Originals. If the JPEGs came from a camera, phone, or SD card, the originals might still be on the source device.
Data recovery tools like Disk Drill, PhotoRec, R-Studio. mv within the same filesystem is basically an inode rename, so the original blocks might not have been overwritten yet if that space hasn’t been reused. Odds are medium, but it’s worth trying before anything writes new data to the disk. The sooner you stop writes to that volume, the better.
APFS snapshots. You said you already checked, but just in case run tmutil listlocalsnapshots / in Terminal, there might be something besides Time Machine.
About the incident itself, models are being trained to be more careful with destructive shell operations and to validate results like counts and unique targets. This is an active area of work.
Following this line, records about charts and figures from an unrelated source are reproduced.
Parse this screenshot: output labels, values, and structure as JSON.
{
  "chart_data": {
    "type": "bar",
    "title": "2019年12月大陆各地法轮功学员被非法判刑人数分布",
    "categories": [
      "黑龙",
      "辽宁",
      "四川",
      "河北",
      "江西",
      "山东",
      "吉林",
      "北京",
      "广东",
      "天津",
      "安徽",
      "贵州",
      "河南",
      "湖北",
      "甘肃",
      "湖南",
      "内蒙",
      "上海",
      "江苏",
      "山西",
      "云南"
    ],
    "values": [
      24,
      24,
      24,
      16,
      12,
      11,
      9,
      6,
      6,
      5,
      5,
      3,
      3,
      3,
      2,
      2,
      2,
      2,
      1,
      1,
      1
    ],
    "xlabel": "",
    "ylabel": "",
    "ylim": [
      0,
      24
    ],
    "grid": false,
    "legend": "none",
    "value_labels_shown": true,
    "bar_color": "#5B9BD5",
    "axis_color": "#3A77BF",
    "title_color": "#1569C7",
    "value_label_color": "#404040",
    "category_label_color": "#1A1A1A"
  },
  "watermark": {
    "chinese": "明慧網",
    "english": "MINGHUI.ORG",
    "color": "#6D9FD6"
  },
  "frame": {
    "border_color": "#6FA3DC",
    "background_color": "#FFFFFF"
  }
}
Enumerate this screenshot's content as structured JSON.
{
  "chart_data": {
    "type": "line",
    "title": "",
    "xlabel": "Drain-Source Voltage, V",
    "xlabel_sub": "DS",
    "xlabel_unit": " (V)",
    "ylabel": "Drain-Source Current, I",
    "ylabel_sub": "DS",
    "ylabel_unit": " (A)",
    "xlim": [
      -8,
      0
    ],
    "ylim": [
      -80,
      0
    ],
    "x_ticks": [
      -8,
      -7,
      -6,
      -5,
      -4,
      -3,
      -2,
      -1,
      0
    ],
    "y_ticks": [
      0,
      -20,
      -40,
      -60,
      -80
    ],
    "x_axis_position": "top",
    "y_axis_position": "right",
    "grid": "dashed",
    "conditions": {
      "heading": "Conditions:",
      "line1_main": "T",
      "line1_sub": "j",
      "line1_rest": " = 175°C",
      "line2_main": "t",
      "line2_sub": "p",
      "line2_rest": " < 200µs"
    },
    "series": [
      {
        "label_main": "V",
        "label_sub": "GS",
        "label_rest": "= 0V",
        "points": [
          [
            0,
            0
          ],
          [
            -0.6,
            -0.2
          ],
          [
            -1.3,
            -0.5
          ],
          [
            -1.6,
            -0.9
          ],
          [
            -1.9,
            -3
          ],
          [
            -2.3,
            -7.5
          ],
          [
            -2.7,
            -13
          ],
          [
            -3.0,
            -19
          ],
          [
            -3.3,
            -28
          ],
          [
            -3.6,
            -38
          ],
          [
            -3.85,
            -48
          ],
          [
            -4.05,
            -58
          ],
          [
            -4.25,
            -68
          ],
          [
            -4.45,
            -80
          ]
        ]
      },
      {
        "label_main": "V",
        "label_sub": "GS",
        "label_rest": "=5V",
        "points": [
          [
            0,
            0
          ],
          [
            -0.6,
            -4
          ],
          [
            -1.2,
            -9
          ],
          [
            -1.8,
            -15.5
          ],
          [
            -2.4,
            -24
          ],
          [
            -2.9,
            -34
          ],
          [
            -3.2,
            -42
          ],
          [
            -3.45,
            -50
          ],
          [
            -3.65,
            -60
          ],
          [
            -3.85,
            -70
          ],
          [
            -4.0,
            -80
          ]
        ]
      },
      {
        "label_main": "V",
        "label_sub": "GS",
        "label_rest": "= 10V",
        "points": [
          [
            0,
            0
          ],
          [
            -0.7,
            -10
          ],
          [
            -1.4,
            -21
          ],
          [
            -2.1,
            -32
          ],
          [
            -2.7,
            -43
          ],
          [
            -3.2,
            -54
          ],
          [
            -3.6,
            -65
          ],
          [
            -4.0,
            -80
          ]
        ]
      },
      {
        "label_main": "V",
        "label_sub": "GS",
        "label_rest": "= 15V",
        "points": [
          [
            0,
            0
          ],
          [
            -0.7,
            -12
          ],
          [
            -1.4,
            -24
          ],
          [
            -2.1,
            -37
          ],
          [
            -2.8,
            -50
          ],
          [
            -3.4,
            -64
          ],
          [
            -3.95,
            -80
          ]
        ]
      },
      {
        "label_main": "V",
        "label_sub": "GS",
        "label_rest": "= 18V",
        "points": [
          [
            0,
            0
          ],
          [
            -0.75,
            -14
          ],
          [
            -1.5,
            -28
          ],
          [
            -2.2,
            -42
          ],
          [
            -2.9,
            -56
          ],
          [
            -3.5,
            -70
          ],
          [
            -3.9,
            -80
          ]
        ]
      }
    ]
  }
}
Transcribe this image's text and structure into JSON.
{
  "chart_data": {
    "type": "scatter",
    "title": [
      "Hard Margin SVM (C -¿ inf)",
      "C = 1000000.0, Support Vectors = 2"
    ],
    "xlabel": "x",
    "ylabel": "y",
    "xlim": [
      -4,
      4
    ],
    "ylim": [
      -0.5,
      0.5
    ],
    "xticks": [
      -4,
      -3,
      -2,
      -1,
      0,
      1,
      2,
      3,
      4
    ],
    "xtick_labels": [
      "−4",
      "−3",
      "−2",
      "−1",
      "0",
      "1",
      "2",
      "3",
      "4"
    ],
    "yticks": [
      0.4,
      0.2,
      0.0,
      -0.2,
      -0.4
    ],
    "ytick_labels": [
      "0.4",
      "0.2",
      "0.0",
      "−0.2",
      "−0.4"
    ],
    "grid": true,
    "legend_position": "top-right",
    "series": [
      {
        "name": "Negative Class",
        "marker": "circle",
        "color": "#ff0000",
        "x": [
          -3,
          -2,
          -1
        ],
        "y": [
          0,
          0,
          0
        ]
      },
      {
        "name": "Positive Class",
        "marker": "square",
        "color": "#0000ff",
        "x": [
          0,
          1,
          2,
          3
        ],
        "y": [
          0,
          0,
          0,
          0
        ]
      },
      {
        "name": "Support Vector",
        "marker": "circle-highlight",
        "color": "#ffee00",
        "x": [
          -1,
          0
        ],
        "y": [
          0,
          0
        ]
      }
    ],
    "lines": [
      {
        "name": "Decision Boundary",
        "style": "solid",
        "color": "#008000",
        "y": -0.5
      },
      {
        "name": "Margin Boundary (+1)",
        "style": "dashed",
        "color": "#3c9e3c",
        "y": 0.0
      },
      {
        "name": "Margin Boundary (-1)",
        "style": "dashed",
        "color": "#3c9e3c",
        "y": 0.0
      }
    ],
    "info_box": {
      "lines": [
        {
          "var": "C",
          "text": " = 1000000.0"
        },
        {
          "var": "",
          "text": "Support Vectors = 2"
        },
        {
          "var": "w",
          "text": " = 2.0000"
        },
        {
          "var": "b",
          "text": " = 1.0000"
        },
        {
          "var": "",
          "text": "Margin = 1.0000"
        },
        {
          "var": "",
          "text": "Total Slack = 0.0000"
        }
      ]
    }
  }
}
A few practices that really reduce the chance of this happening again:
Don’t auto-run destructive commands. Bulk mv or rm in a loop should always be reviewed before you approve it, especially if the script uses regex or parameter expansion. It’s easy to mess up shell specifics like BASH_REMATCH vs zsh.
Do a dry run first. Ask the agent to print echo mv "$src" "$dst" for the full list without running it, check destination uniqueness, then run the real command. Takes a few seconds and prevents exactly this.
Make a snapshot or backup before big batch operations. cp -R folder folder.bak or git init plus a commit in the folder, even if it’s not code. Cheap and it saves you.
Use Plan mode for unfamiliar tasks. Keep in mind that in Plan mode, shell commands are currently only restricted by the system prompt, not a harness, so you still need to review.
I noted the Request ID, thanks for including it, it helps us investigate cases like this on our side.